Pues si pero no, por lo menos en mi caso. Cuando pretendo ser tan inteligente como Sheldon Cooper, dejo de esforzarme en el estudio, ya que creo que he desarrollado, de golpe, una especie de habilidad cognitiva que me permite adquirir conocimientos y comprenderlos en un periodo muy corto de tiempo (que estudio antes del examen vamos). El resultado, según mi experiencia, es que no soy el puto Sheldoon Cooper (y mi profe de mates piensa lo mismo). Si quiero ser tan perspicaz como Jane o Spencer creo, nuevamente, que de golpe he adquirido unas habilidades de observación y memoria visual fuera de lo común. Me da la sensación que soy capaz de recordar cada detalle de todo aquello que veo, con tanta facilidad, que casi no tengo ni que prestar atención; las imágenes se guardan en mi memoria como archivos en alta definición, con todo lujo de detalles. Pues esto es muy falso (falsísimo), hasta el punto que creo que tengo una especie de Alzheimer prematuro o algo por el estilo; pasados unos minutos no recuerdo nada de nada, tengo una memoria de mierda. Me dejo las llaves dentro de casa; intento memorizar un número de móvil y luego dudo hasta del primer dígito (habrá algún listo que pensará: ¡pero si siempre es seis! Pues sí, hazte una idea).
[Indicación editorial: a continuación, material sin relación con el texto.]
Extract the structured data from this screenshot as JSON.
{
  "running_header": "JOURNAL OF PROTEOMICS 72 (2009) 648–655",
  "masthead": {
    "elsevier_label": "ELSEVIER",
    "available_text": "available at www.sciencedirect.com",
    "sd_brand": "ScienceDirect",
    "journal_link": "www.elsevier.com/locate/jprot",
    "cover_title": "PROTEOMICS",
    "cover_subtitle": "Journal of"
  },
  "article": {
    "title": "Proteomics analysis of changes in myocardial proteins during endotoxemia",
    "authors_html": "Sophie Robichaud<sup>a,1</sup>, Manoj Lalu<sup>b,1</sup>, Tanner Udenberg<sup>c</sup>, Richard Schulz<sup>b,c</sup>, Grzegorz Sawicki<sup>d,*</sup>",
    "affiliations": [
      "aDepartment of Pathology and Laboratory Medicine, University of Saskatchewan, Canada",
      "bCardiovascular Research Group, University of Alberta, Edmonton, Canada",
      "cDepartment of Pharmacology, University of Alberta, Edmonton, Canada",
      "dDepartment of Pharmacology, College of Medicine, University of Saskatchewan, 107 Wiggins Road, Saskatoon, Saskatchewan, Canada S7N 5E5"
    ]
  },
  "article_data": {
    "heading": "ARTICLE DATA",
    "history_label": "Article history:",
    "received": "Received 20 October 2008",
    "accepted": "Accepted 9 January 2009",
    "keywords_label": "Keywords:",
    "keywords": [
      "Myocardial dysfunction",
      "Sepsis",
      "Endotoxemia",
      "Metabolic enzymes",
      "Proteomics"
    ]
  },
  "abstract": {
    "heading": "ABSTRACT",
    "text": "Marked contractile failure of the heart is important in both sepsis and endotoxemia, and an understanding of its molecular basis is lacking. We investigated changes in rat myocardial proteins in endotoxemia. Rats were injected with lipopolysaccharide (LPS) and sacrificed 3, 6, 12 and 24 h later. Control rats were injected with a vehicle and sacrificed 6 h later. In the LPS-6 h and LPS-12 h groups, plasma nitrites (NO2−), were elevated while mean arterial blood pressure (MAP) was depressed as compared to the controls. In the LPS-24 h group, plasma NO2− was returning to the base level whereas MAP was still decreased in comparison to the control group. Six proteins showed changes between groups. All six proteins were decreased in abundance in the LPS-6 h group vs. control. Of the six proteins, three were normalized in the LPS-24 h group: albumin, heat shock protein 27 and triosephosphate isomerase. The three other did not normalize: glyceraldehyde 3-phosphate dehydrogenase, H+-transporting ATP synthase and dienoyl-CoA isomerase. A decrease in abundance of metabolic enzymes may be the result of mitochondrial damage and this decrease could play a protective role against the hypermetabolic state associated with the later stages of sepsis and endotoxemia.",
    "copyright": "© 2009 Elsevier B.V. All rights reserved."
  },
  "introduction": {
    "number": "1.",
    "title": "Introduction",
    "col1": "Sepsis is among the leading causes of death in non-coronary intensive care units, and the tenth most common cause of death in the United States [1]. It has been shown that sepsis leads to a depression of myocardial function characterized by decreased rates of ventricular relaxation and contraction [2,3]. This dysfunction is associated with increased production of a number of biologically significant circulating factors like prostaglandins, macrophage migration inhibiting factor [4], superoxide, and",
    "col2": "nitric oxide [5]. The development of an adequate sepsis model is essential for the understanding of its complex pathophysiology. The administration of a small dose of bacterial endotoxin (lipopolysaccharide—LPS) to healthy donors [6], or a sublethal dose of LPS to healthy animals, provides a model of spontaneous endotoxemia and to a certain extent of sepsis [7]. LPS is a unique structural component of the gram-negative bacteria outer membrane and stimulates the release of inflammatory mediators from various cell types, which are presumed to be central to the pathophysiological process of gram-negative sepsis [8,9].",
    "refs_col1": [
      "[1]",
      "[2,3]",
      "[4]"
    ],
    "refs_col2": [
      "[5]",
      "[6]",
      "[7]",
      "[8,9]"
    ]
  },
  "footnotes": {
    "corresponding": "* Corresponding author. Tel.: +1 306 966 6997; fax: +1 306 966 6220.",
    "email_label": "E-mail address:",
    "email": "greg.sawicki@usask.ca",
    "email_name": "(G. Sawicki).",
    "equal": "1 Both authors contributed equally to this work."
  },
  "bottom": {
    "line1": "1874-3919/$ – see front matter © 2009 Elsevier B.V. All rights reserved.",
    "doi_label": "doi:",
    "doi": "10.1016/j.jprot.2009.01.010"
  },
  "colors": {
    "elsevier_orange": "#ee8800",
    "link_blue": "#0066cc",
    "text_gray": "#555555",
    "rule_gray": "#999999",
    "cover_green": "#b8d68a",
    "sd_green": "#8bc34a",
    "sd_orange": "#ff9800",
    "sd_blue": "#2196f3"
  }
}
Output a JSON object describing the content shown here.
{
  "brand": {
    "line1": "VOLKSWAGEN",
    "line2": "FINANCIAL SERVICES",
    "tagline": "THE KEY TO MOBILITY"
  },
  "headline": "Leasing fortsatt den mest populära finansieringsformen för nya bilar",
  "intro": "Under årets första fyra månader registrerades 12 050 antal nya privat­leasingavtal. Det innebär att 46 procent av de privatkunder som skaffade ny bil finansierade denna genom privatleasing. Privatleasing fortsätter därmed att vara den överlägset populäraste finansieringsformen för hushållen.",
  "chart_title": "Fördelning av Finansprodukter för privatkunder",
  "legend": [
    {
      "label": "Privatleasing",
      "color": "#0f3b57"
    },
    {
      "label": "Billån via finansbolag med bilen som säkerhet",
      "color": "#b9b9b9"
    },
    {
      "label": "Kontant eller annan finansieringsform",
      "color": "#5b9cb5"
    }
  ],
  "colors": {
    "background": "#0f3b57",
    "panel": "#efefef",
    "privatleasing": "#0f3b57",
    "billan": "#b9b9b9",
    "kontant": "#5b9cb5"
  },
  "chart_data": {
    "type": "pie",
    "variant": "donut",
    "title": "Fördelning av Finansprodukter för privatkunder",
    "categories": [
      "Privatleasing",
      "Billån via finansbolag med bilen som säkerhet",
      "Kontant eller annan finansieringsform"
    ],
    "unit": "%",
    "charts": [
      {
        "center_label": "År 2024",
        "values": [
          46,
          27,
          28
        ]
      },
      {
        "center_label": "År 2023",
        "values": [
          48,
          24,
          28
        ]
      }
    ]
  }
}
Y para resumir: tampoco soy, ni por asomo, una decima parte de lo duro que es John McClane, si me hago una pequeña quemadura con el horno me paso diez minutos con el dedo en agua fría al borde del llanto, como todo un valiente. De House ni hablo: es ver un capítulo y me creo médico. Eso sí, dada mi hipocondría, veo cáncer por todas partes. Así que para no sentirme (y quedar) como una especie de fracasado (o iluso gafe), simplemente diré que algo si se me da bien: ser malo haciendo lo que no se me da bien. Pedazo de reflexión eh. Perdón por los derrames cerebrales. Ahí lo dejo.